24.BÖLÜM -Part 1-

129 17 10
                                    

İdil'den

  Burnumu dışarı çıkarıp derin bir nefes aldım. Ciğerlerim bayram etmiş gibiydi ama birazdan boğulabilirlerdi. Yani anlamıyorum bazıları bu yorganın altında saatlerce kalırken ben nefesim bitince burnumu dışarı sokuyordum. Of yani. Yorganı az daha kaldırıp saçımı sağ tarafıma aldım. Bu delilikti! Bugün cumartesi ve ben müko günü mü onun için mi harcayacaktım. İdil daha zamanın varken git bir uçurumdan atla! Burada uçurum yok ki iç ses. Ha yani olsa atlayacaksın. Hem de bu boyunlukla. Kıkırdayıp omuz silktim. Ne var! Boyunluk takan uçurumdan atlıyamıyor mu? Garip bir iç ses. Acaba benim iç sesim değil mi? Gözlerimi devirip burnumu geri çıkardım dışarı. Nefes alamıyordum ve bu çok sinir bozucuydu. Tekrar yorganın altına soktuğum burnumun üstünü kaşıyıp bu konu hakkında uçurumdan daha iyi bir yöntem bulmak için çarkı çervirmeye başladım. Ama dönmüyordu. Yağlanması mı lazım acaba? Hayır canım içinde beyin yok beyin! Ya sen nasıl iç sessin! Milletin iç sesi onu onaylar benim iç beni bozmaya çalışıyor! Bozuyorum ama değil mi?

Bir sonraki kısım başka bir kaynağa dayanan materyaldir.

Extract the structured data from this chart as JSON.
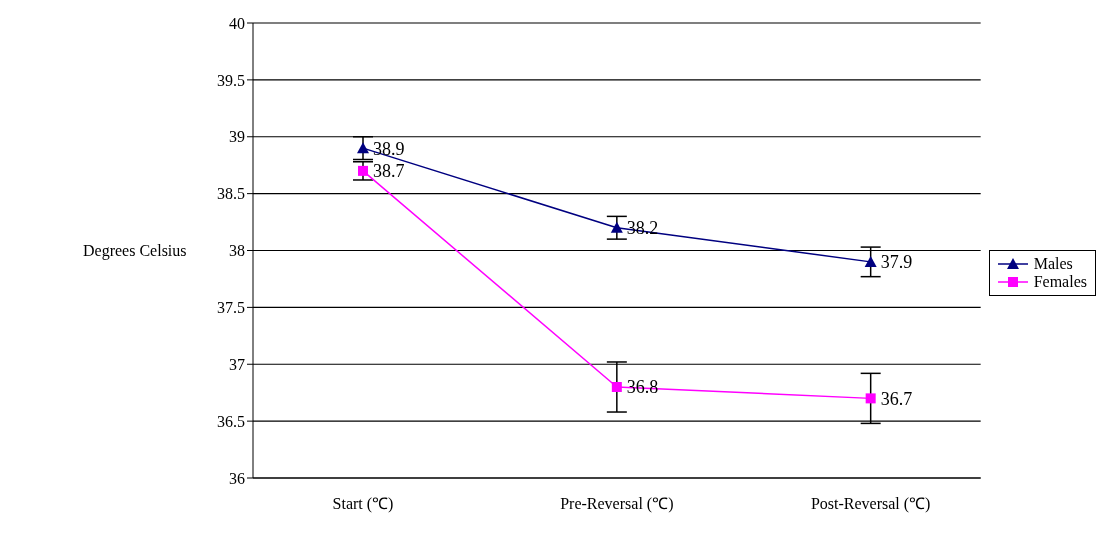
{
  "chart_data": {
    "type": "line",
    "ylabel": "Degrees Celsius",
    "categories": [
      "Start (℃)",
      "Pre-Reversal (℃)",
      "Post-Reversal (℃)"
    ],
    "series": [
      {
        "name": "Males",
        "color": "#000080",
        "values": [
          38.9,
          38.2,
          37.9
        ],
        "errors": [
          0.1,
          0.1,
          0.13
        ],
        "marker": "triangle"
      },
      {
        "name": "Females",
        "color": "#ff00ff",
        "values": [
          38.7,
          36.8,
          36.7
        ],
        "errors": [
          0.08,
          0.22,
          0.22
        ],
        "marker": "square"
      }
    ],
    "ylim": [
      36,
      40
    ],
    "yticks": [
      36,
      36.5,
      37,
      37.5,
      38,
      38.5,
      39,
      39.5,
      40
    ],
    "grid": "y",
    "legend": "right",
    "data_labels": true,
    "line_style": "solid"
  }
}
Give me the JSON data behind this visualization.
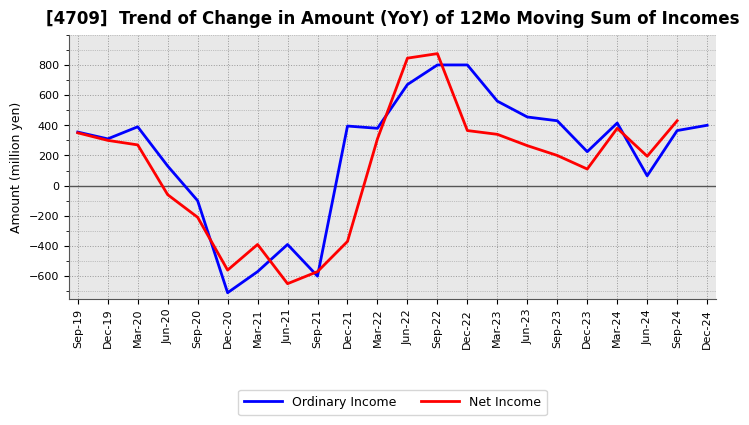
{
  "title": "[4709]  Trend of Change in Amount (YoY) of 12Mo Moving Sum of Incomes",
  "ylabel": "Amount (million yen)",
  "x_labels": [
    "Sep-19",
    "Dec-19",
    "Mar-20",
    "Jun-20",
    "Sep-20",
    "Dec-20",
    "Mar-21",
    "Jun-21",
    "Sep-21",
    "Dec-21",
    "Mar-22",
    "Jun-22",
    "Sep-22",
    "Dec-22",
    "Mar-23",
    "Jun-23",
    "Sep-23",
    "Dec-23",
    "Mar-24",
    "Jun-24",
    "Sep-24",
    "Dec-24"
  ],
  "ordinary_income": [
    355,
    310,
    390,
    130,
    -100,
    -710,
    -570,
    -390,
    -600,
    395,
    380,
    670,
    800,
    800,
    560,
    455,
    430,
    225,
    415,
    65,
    365,
    400
  ],
  "net_income": [
    350,
    300,
    270,
    -60,
    -210,
    -560,
    -390,
    -650,
    -570,
    -370,
    310,
    845,
    875,
    365,
    340,
    265,
    200,
    110,
    380,
    195,
    430,
    null
  ],
  "ordinary_color": "#0000FF",
  "net_color": "#FF0000",
  "ylim": [
    -750,
    1000
  ],
  "yticks": [
    -600,
    -400,
    -200,
    0,
    200,
    400,
    600,
    800
  ],
  "bg_color": "#E8E8E8",
  "grid_color": "#999999",
  "legend_ordinary": "Ordinary Income",
  "legend_net": "Net Income",
  "title_fontsize": 12,
  "axis_label_fontsize": 9,
  "tick_fontsize": 8,
  "legend_fontsize": 9,
  "line_width": 2.0
}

Sus deyip iç sesimi susturmayı başarmanın verdiği gururlukla tekrar çıkardım burnumu dışarı. Yorganı hafif kaldırınca kapı zilinin çaldığını duydum. Bu kimdi Allah aşkına ?

"Buyur oğlum? "

Annemin sorusuyla bir çocuk geldiğini anlamıştım. Ee kimdi ki bu ? Kulaklarımı da yorgandan çıkarıp ki kafam şuan tamamıyla dışarıda. Oh temiz hava! Dinle İdil! Dinliyoruz ya! Kafamı hafif kapıya eğip dinlemeye devam ettim.

"Demek öyle! ? Hayret bizim kız nasıl istedi ki bunu ?"

"Kendi davet etti efendim. "

Ulan ?! Bu...bu Aras! Ne işi var bunun burada? Hem ne daveti? Yoksa... annemden izin almayamı gelmişti? Ah! Ben senin.... küfürü bırakta saklan İdil! Çocuk odana gelmesin de!  Yok canım! Benim odama mı gelecek ? Peh! Omuz silkip dinlemeye devam ettim.

"Tabi oğlum odasında buyur geç. "

"Ne ?"

Ani sesimle ağzımı kapatıp yorganın altına saklandım. Ya anne sen nasıl izin verirsin? Alnıma vurup dişlerimi bir araya sürtüp. Ah tabi ya annesini tanıyor!  Ailecek görüşüyorlar! Ben niye gidip ailemin tanıdığı birini sinemaya davet ediyorsam! Yalnız sinemaya sen davet etmedin Selin sayesinde gidiyorsunuz!  Bak işte bu konuda haklısın. Yorganın altına daha çok sinip beklemeye başladım. Belki uyur numarası yaparsam giderdi. Umarım. Delice, horlamalı bir uyuma onu korkutabilir. Yorganın altında nasıl nefes alabilirsem hepsini çektim içime. Odanın kapısının açılmasıyla sessizce beklemeye başladım. Ne olur git ! Ne olur !

"İdil seninle bir konu hakkında konuşmak istiyorum!  Uyuyor musun?  "

He mal uyuyorum ve uyurken sana cevap verebilme yeteneğim var! Gözlerimi devirip beklemeye devam ettim.

"Ya bak! "

Sana devlet baksın yakuşuklu! Kıkırdamamak için ve kendimden bir kez daha nefret etmenin verdiği mutlulukla beklemeye başladım.

"Şu seni kaçıran adam ile ilgili konuşacaktım. "

Ya bağırma! Annem kesin şuan bizi dinliyor! Ah deli !

"Ya hadi ama!"

Üzerimde ki yorganı çekmesiyle sırt üstü yattığım yerde ayaklarımı iki yana açıp, ağzımı yemek bekleyen bir kuş misali kocaman açıp sessizce horlamaya başladım.

"Ne ? Gerçekten mi?"

Yüzündeki ifadeyi her ne kadar görmek istesemde şuan numara yapıyordum. Oyunculuk yeteneğimi konuşturmak harika olabilirdi. Ben böyle beklerken bir çık sesi gelmesiyle kulak kaparttım.